Opowiedz mi babciu, opowiedz mi dziadku.
Transkrypt
Opowiedz mi babciu, opowiedz mi dziadku.
Justyna Zdunek Szkoła Podstawowa im. C. K. Norwida w Dąbrówce „ Opowiedz mi babciu, opowiedz mi dziadku.” Bohaterem mojego opowiadania jest moja babcia. Na porodówce w Dąbrówce 13.03.1953 roku przyszła na świat jako trzecie dziecko w rodzinie. Rodzice babci byli rolnikami, więc jako mała dziewczynka pomagała w gospodarstwie. Pasała bydło, zbierała ziemniaki, w czasie żniw robiła paski pod snopki, grabiła siano, pieliła grządki. Bardzo miło wspomina swojego tatę Eugeniusza, który często czytał im książki, ponieważ w domu nie było telewizora. To było piękne. Mama babci kochała kwiaty i te w domu i w ogródku. Robiła na szydełku piękne rzeczy. To od swojej mamy babcia nauczyła się szydełkować. Mając 14 lat babcia Krysia w wakacje wyjechała z innymi dziećmi na zbiór malin.

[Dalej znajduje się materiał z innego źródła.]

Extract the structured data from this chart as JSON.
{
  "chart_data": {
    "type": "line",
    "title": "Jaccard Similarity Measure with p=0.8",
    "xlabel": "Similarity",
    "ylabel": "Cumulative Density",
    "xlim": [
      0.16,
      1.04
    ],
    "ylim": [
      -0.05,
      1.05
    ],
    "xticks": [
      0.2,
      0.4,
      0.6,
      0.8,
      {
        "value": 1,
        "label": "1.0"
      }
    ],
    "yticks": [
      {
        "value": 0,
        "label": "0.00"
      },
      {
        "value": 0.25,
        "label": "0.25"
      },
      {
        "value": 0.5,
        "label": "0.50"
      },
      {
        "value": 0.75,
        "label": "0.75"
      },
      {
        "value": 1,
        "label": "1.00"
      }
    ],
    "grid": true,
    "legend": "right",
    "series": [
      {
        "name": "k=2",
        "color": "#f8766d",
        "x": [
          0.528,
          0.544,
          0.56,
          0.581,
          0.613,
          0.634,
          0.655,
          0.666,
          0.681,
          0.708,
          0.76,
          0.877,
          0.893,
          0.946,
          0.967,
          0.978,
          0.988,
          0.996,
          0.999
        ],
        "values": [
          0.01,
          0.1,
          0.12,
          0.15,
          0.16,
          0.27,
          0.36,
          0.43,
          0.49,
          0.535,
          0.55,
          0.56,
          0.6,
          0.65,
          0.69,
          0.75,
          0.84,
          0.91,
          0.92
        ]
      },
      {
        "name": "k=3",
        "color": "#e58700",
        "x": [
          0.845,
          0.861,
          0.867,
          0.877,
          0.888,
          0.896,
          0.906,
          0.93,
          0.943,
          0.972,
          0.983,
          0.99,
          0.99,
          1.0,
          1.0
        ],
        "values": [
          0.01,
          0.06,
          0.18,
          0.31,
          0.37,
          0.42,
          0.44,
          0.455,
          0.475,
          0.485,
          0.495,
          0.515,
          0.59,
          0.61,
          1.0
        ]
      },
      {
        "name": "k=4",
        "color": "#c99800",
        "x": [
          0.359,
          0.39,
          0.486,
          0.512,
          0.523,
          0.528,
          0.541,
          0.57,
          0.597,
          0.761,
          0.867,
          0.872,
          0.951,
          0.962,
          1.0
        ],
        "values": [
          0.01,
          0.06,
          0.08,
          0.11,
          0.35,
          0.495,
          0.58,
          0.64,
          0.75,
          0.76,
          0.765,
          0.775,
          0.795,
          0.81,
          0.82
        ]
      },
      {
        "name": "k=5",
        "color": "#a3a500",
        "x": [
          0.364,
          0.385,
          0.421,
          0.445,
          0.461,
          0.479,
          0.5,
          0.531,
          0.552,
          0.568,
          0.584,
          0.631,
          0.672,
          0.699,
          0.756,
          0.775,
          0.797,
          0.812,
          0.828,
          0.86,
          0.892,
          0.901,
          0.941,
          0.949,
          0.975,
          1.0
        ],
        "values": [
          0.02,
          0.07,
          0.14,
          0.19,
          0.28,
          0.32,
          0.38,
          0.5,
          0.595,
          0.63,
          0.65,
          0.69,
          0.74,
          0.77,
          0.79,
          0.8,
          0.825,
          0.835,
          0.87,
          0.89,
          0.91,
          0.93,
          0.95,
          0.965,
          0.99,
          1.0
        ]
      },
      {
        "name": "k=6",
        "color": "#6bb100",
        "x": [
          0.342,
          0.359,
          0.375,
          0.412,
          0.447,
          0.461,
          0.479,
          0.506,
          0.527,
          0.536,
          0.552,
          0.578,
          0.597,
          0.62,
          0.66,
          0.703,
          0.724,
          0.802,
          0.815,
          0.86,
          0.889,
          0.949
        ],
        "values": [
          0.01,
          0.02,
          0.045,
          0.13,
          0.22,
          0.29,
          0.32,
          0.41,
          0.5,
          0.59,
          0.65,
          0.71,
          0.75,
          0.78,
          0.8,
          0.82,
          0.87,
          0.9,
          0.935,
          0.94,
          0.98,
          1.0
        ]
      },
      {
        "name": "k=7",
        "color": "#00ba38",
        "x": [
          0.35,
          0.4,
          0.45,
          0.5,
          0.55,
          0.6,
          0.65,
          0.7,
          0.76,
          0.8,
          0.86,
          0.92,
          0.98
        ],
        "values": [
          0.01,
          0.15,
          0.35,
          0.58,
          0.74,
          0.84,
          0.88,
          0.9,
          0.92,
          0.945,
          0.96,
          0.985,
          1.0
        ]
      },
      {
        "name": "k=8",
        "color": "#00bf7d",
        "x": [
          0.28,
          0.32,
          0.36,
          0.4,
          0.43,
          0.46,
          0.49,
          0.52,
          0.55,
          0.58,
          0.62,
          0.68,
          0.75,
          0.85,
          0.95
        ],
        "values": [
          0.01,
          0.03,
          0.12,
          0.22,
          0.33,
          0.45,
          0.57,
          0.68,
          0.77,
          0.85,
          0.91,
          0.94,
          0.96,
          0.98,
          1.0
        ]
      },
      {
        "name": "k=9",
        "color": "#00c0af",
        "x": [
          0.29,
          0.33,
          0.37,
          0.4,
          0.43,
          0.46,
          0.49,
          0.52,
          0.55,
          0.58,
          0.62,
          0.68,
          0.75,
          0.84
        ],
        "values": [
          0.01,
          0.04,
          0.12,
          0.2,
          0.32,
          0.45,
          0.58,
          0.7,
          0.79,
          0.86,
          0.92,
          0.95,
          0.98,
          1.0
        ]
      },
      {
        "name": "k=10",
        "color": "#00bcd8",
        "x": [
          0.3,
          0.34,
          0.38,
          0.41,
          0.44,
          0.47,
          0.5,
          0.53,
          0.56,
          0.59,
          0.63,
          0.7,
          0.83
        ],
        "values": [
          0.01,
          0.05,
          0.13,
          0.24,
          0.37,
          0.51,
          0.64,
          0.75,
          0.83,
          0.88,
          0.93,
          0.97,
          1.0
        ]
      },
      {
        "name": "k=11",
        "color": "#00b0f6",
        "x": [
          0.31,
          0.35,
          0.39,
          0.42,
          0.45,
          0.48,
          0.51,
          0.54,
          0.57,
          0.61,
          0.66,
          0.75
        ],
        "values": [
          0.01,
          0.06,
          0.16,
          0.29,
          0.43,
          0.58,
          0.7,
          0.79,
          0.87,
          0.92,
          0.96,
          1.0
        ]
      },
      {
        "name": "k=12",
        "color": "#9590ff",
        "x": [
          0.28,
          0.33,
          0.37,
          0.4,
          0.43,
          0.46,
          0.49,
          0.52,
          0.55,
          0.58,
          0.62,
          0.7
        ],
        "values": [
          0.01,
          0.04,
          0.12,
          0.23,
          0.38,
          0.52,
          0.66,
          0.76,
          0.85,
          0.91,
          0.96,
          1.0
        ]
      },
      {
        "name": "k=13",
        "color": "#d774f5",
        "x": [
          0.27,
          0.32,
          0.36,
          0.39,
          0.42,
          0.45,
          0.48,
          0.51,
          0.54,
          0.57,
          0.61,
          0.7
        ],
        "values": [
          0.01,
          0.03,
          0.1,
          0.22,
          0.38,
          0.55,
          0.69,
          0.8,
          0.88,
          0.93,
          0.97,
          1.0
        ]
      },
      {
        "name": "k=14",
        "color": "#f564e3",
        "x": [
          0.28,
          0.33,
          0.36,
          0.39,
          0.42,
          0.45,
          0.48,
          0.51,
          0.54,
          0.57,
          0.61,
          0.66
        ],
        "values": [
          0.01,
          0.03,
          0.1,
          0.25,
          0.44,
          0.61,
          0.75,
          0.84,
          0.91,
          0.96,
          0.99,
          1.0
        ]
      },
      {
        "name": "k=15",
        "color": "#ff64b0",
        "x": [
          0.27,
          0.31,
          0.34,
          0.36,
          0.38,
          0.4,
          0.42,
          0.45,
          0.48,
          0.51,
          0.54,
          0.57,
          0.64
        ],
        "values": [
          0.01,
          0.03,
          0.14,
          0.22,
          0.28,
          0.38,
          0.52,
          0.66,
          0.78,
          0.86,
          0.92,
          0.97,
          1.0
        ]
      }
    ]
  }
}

Pierwsze zarobione pieniądze dała tacie na nasiona trawy. W następne wakacje kupiła sobie zegarek i pierwszą kurtkę, idąc już dalej do szkoły ponadpodstawowej. Szkołę zawsze miło się wspomina – mówi babcia i śmieje się do łez, opowiadając mi prawdziwe i śmieszne wydarzenia z lat szkolnych. Wyjątkową atrakcją dla dzieci i młodzieży był adapter, płyty, potańcówki w remizie strażackiej i pierwszy telewizor „Wisła”. Z czasem życie stawało się lżejsze, przybywało sprzętów rolniczych, które ułatwiały pracę w gospodarstwie. Ludzie wzajemnie sobie pomagali, ale też i częściej gościli się. Babcia pozostała do dzisiaj wesoła, pełna energii i humoru i to mi się w niej najbardziej podoba.